Confined to my flat for most of a weekend with a broken foot, I watched two films back-to-back: Un Bout de Souffle and Belle de Jour.
I was reminded of when I was seventeen and searching for a dramatic new haircut. That search coincided with my first viewing of Un Bout de Souffle at the Film Forum, and voilà: I found a photograph and asked my stylist to give me that hair. I’ve had this haircut for almost twenty years. There are many wonderful genre-setting moments in that film (all of which I relished), but for a teenage girl who had just given up her ballet training and her perfectly confined long hair, that blonde shortness was everything: fresh, daring, delectable, un-confined. Mine was a youthful attempt at capturing Patricia’s intellectual and feminine sophistication. I thought she was just about perfect: a journalist who happened to be a criminal’s playful lover. It was new model of femininity which made a terrific impression on me.

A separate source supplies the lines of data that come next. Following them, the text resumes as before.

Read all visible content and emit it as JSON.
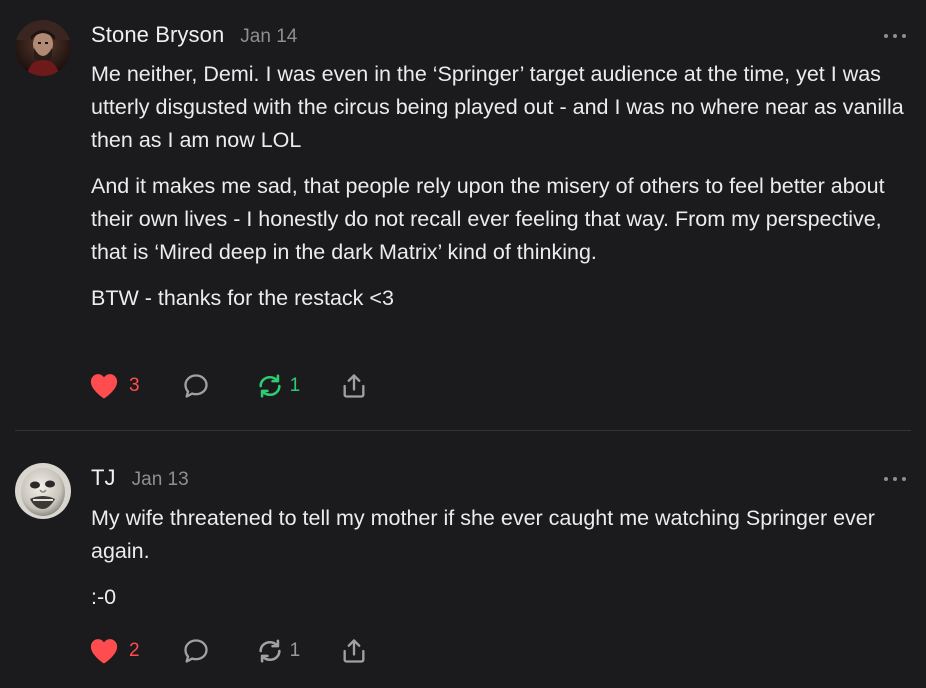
{
  "comments": [
    {
      "author": "Stone Bryson",
      "date": "Jan 14",
      "paragraphs": [
        "Me neither, Demi. I was even in the ‘Springer’ target audience at the time, yet I was utterly disgusted with the circus being played out - and I was no where near as vanilla then as I am now LOL",
        "And it makes me sad, that people rely upon the misery of others to feel better about their own lives - I honestly do not recall ever feeling that way. From my perspective, that is ‘Mired deep in the dark Matrix’ kind of thinking.",
        "BTW - thanks for the restack <3"
      ],
      "likes": "3",
      "restacks": "1",
      "restacked": true
    },
    {
      "author": "TJ",
      "date": "Jan 13",
      "paragraphs": [
        "My wife threatened to tell my mother if she ever caught me watching Springer ever again.",
        ":-0"
      ],
      "likes": "2",
      "restacks": "1",
      "restacked": false
    }
  ],
  "colors": {
    "like": "#ff4d4f",
    "restack_active": "#2ecc71",
    "icon_muted": "#9a9a9e",
    "background": "#1b1b1d"
  },
  "icons": [
    "heart-icon",
    "comment-bubble-icon",
    "restack-icon",
    "share-icon",
    "more-options-icon"
  ]
}
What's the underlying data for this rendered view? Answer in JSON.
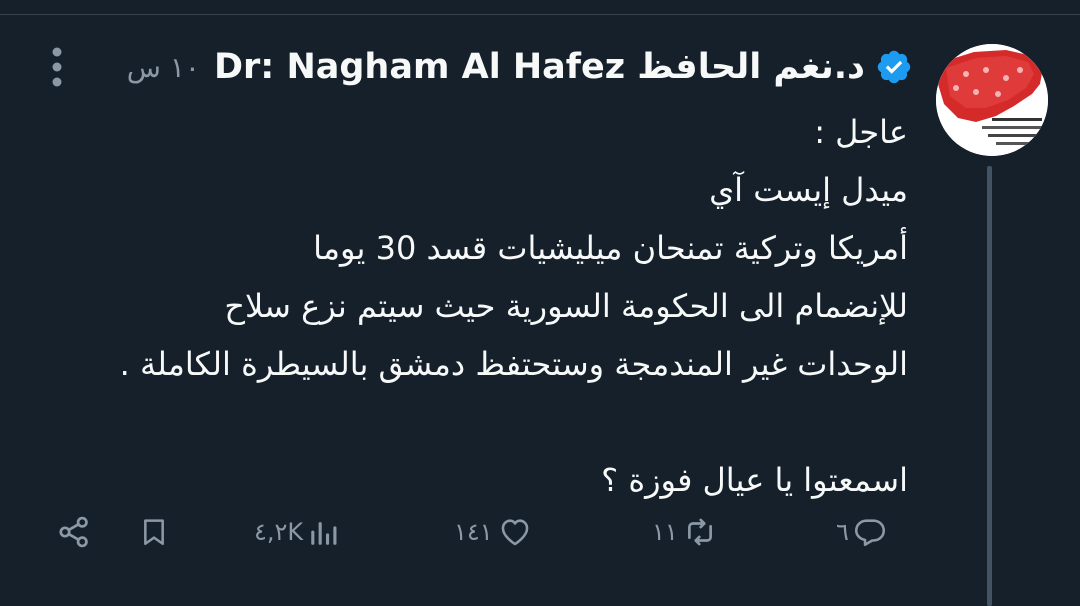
{
  "tweet": {
    "display_name": "د.نغم الحافظ Dr: Nagham Al Hafez",
    "timestamp": "١٠ س",
    "text_lines": [
      "عاجل :",
      "ميدل إيست آي",
      "أمريكا وتركية تمنحان ميليشيات قسد 30 يوما",
      "للإنضمام الى الحكومة السورية حيث سيتم نزع سلاح",
      "الوحدات غير المندمجة وستحتفظ دمشق بالسيطرة الكاملة .",
      "",
      "اسمعتوا يا عيال فوزة ؟"
    ]
  },
  "actions": {
    "replies": "٦",
    "reposts": "١١",
    "likes": "١٤١",
    "views": "٤,٢K"
  },
  "icons": {
    "avatar": "syria-map-avatar",
    "verified": "verified-badge-icon",
    "more": "more-vertical-icon",
    "reply": "reply-icon",
    "repost": "repost-icon",
    "like": "heart-icon",
    "views": "views-chart-icon",
    "bookmark": "bookmark-icon",
    "share": "share-icon"
  },
  "colors": {
    "background": "#15202b",
    "text": "#f7f9f9",
    "secondary": "#8b98a5",
    "verified": "#1d9bf0",
    "divider": "#38444d"
  }
}
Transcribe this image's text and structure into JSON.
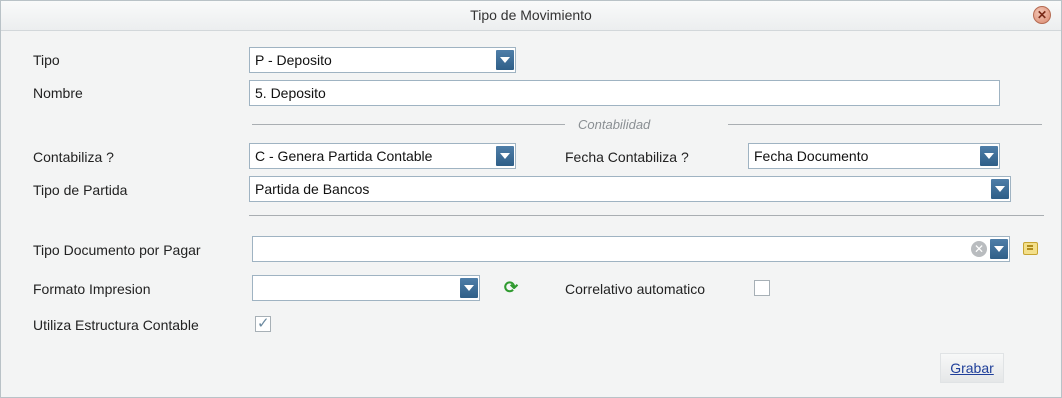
{
  "dialog": {
    "title": "Tipo de Movimiento",
    "close_icon": "close-icon"
  },
  "form": {
    "tipo": {
      "label": "Tipo",
      "value": "P - Deposito"
    },
    "nombre": {
      "label": "Nombre",
      "value": "5. Deposito"
    },
    "section_contabilidad": "Contabilidad",
    "contabiliza": {
      "label": "Contabiliza ?",
      "value": "C - Genera Partida Contable"
    },
    "fecha_contabiliza": {
      "label": "Fecha Contabiliza ?",
      "value": "Fecha Documento"
    },
    "tipo_partida": {
      "label": "Tipo de Partida",
      "value": "Partida de Bancos"
    },
    "tipo_documento": {
      "label": "Tipo Documento por Pagar",
      "value": ""
    },
    "formato_impresion": {
      "label": "Formato Impresion",
      "value": ""
    },
    "correlativo": {
      "label": "Correlativo automatico",
      "checked": false
    },
    "estructura": {
      "label": "Utiliza Estructura Contable",
      "checked": true
    }
  },
  "actions": {
    "save_label": "Grabar"
  }
}
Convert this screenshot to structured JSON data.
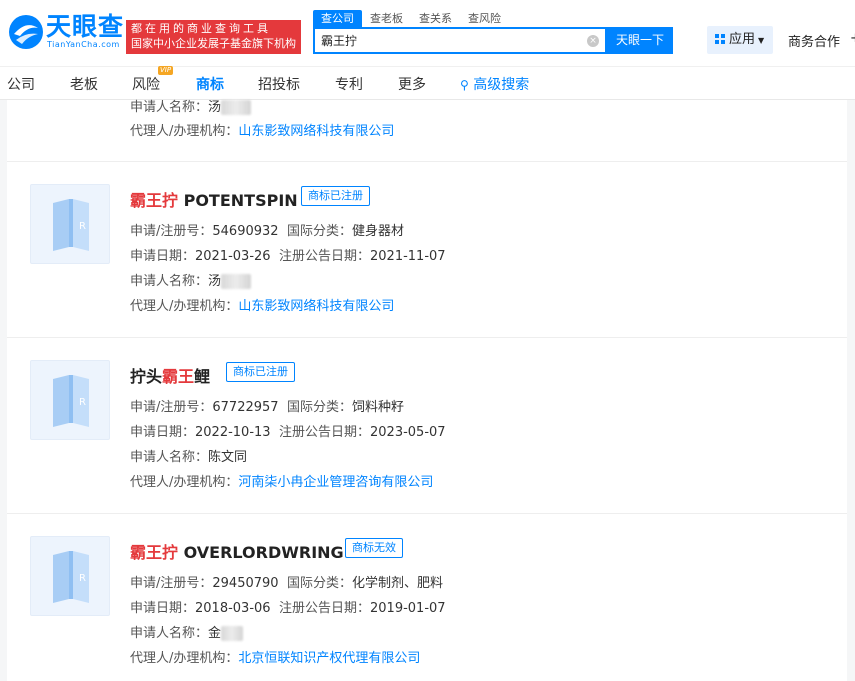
{
  "header": {
    "logo_text": "天眼查",
    "logo_sub": "TianYanCha.com",
    "slogan_line1": "都在用的商业查询工具",
    "slogan_line2": "国家中小企业发展子基金旗下机构",
    "search_tabs": [
      "查公司",
      "查老板",
      "查关系",
      "查风险"
    ],
    "search_value": "霸王拧",
    "clear_label": "×",
    "search_button": "天眼一下",
    "app_button": "应用",
    "coop": "商务合作",
    "coop_more": "+"
  },
  "nav": {
    "items": [
      "公司",
      "老板",
      "风险",
      "商标",
      "招投标",
      "专利",
      "更多",
      "高级搜索"
    ],
    "active": "商标",
    "vip_badge": "VIP"
  },
  "labels": {
    "reg_no": "申请/注册号：",
    "intl_class": "国际分类：",
    "apply_date": "申请日期：",
    "announce_date": "注册公告日期：",
    "applicant": "申请人名称：",
    "agent": "代理人/办理机构："
  },
  "cards": [
    {
      "partial": true,
      "applicant_partial": "汤",
      "agent": "山东影致网络科技有限公司"
    },
    {
      "title_hl": "霸王拧",
      "title_rest": " POTENTSPIN",
      "status": "商标已注册",
      "reg_no": "54690932",
      "intl_class": "健身器材",
      "apply_date": "2021-03-26",
      "announce_date": "2021-11-07",
      "applicant": "汤",
      "agent": "山东影致网络科技有限公司"
    },
    {
      "title_pre": "拧头",
      "title_hl": "霸王",
      "title_rest": "鲤",
      "status": "商标已注册",
      "reg_no": "67722957",
      "intl_class": "饲料种籽",
      "apply_date": "2022-10-13",
      "announce_date": "2023-05-07",
      "applicant": "陈文同",
      "agent": "河南柒小冉企业管理咨询有限公司"
    },
    {
      "title_hl": "霸王拧",
      "title_rest": " OVERLORDWRING",
      "status": "商标无效",
      "reg_no": "29450790",
      "intl_class": "化学制剂、肥料",
      "apply_date": "2018-03-06",
      "announce_date": "2019-01-07",
      "applicant": "金",
      "agent": "北京恒联知识产权代理有限公司"
    }
  ],
  "colors": {
    "brand": "#0084ff",
    "highlight": "#e4393c",
    "slogan_bg": "#e4393c"
  }
}
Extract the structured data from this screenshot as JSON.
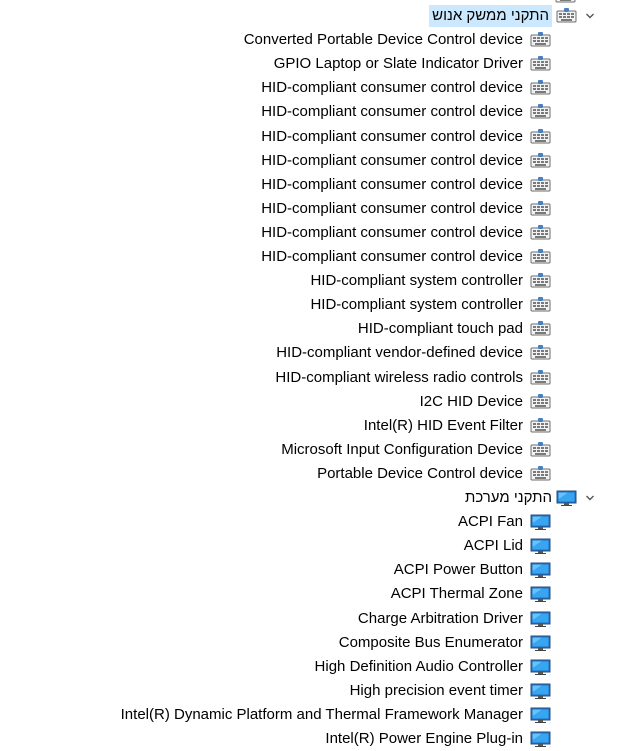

Two years later, I watched Belle de Jour in a film class. For many critics, Severine’s revolt against bourgeois respectability is made more startling as she rolls through Paris in her perfectly tailored (and delectable!) couture. But for me it was again the blonde. It was another new kind of femininity for me: polished, sophisticated, but very natural. Almost a wig of bourgeois perfection hiding a woman with all sorts of very non-bourgeois predilections. Unapologetic, brash, even as she constantly questions her desires, Severine’s blondeness becomes both a marker of her station and and the favored sexual object.